The best way to save for retirement is through your employer’s 401(k) plan or another type of retirement account like an IRA or Roth IRA because these accounts allow you to grow your money without paying taxes until withdrawal–and even then only on earnings from the investments themselves. This means that if you invest wisely over time, when it comes time for withdrawal those investments will have grown substantially in value due to compound interest; this allows retirees who use these plans effectively enough to live off their capital instead of having their income reduced by taxes when they withdraw from them later on down the line–making them far less vulnerable during periods where market volatility might reduce their overall wealth compared with younger people who don’t have as much time left before needing access
If your bank account balance is higher than $100,000 at the end of the year, you win.

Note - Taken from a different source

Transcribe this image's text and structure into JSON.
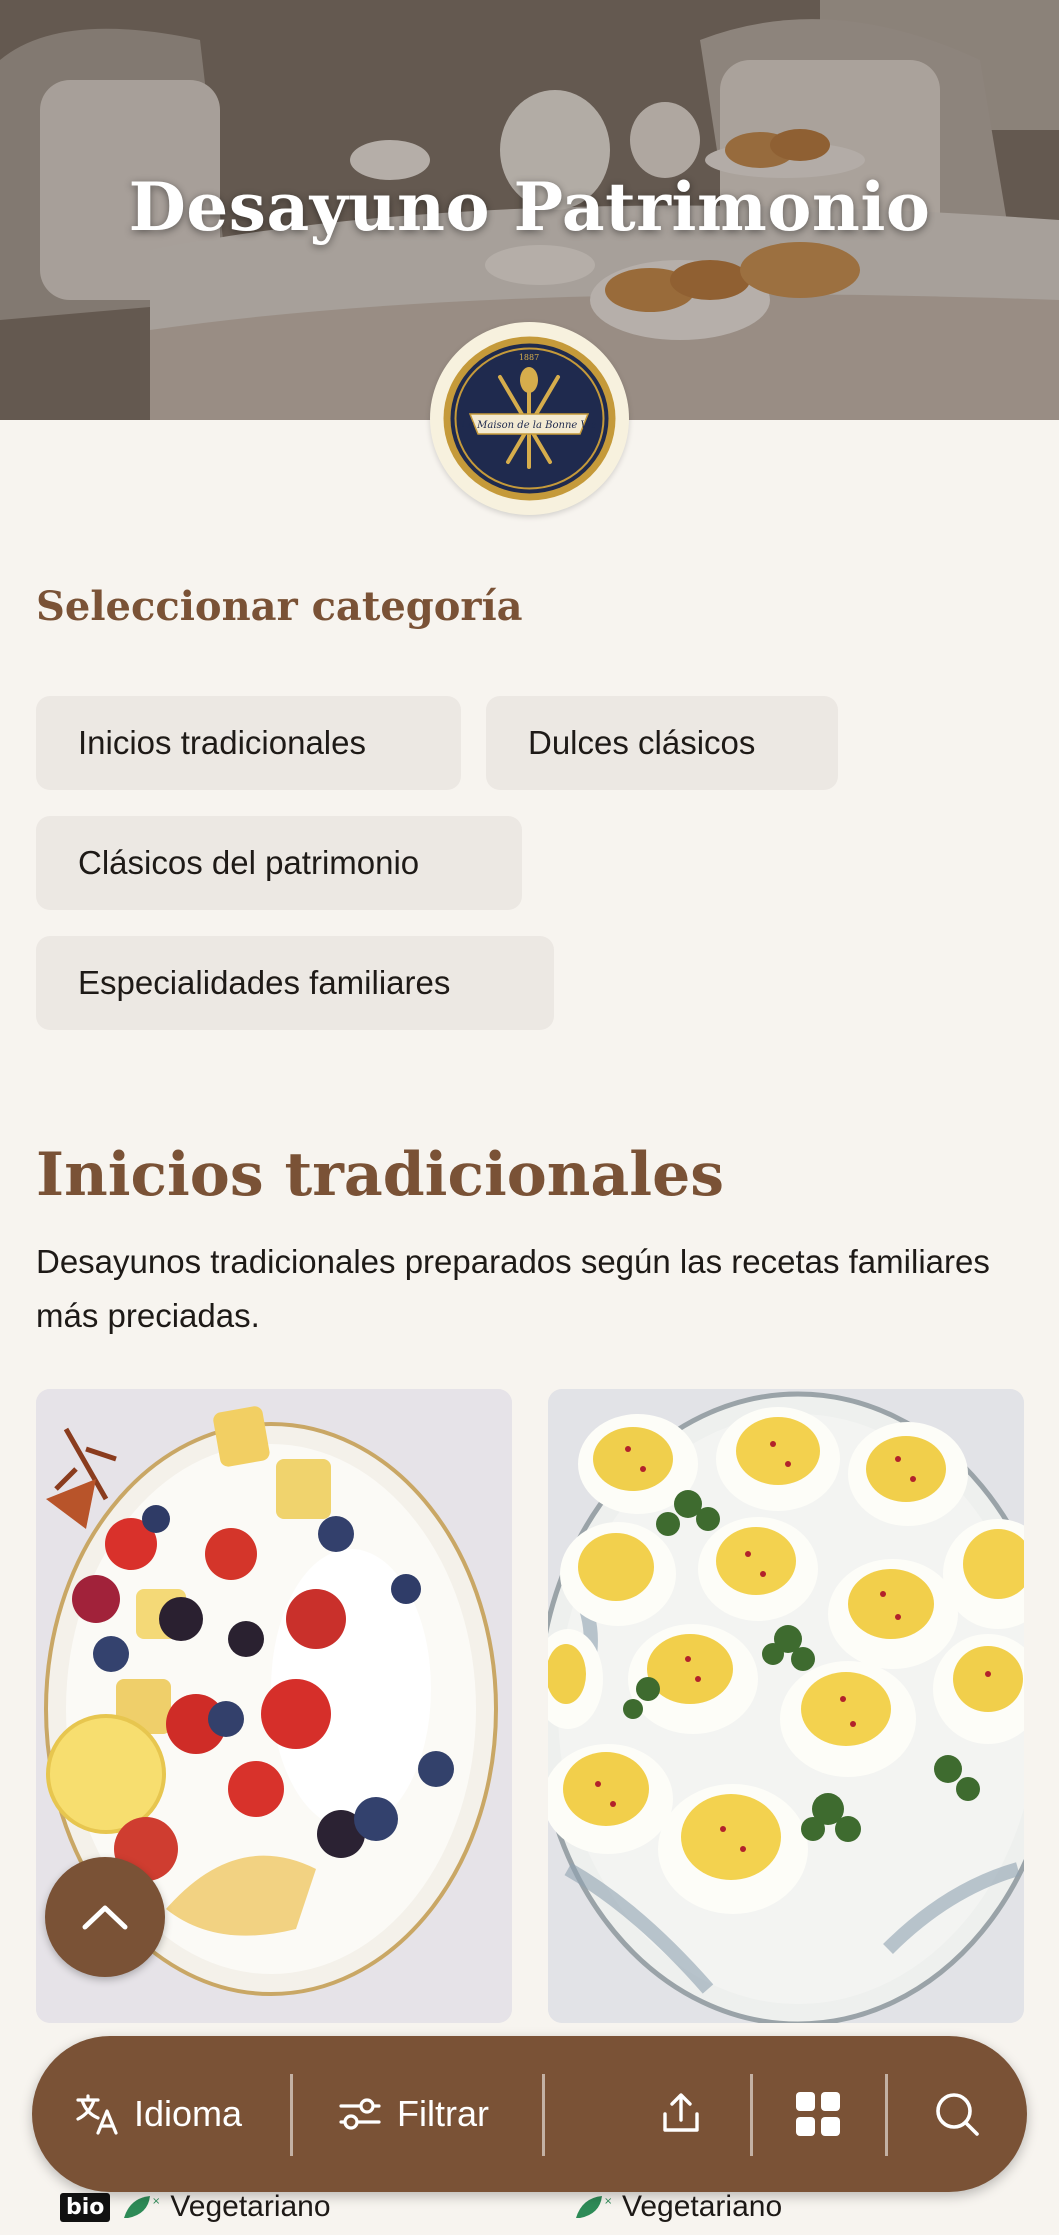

If your bank account balance is higher than $100,000 at the end of the year, you win.
If it’s lower, you lose.
You can withdraw from your bank account any time during the year and use those funds as capital for investment in stocks or other assets (though be aware that if this happens too often, it may look suspicious).
If your bank account balance is lower than $100,000 at the end of the year, you lose.
If your bank account balance is lower than $100,000 at the end of the year, you lose. You have to pay taxes on interest earned and capital gains from investments sold during that time period.
You may withdraw from your bank account any time during the year.
You may withdraw from your bank account any time during the year.
You can withdraw all your money at any time, or you can withdraw less than all your money at any time.
A stock market portfolio tends to perform better over time than an interest-bearing account
The stock market can be a risky place, but it’s also a great way to build wealth over time. If you’re willing to take on some risk in exchange for greater returns, then investing in the stock market is right for you.
The other thing I want to emphasize is that investing in stocks is not only about making money–it’s also about diversifying your portfolio and creating income streams. For example: if your goal is to save $1 million by age 65 (or whatever), how much would it cost if all of that money was put into an interest-bearing account? You’d probably end up paying thousands of dollars per year in fees! But if instead we invested this same amount into an index fund that tracks the S&P 500 Index (which tracks 500 large US companies), we would avoid those high fees while still earning good returns over time thanks even during periods when markets go down significantly like 2008-2009 when many people lost their jobs due to layoffs caused by recessionary conditions brought about by Wall Street greediness and other factors affecting our economy at large.”
If you want to try your hand at investing, there are plenty of tools out there that can help you. You can also ask friends or family members who have experience with stocks and mutual funds. The best thing about this game is that it’s free! So give it a shot–you might just learn something new about how these markets work in real life too!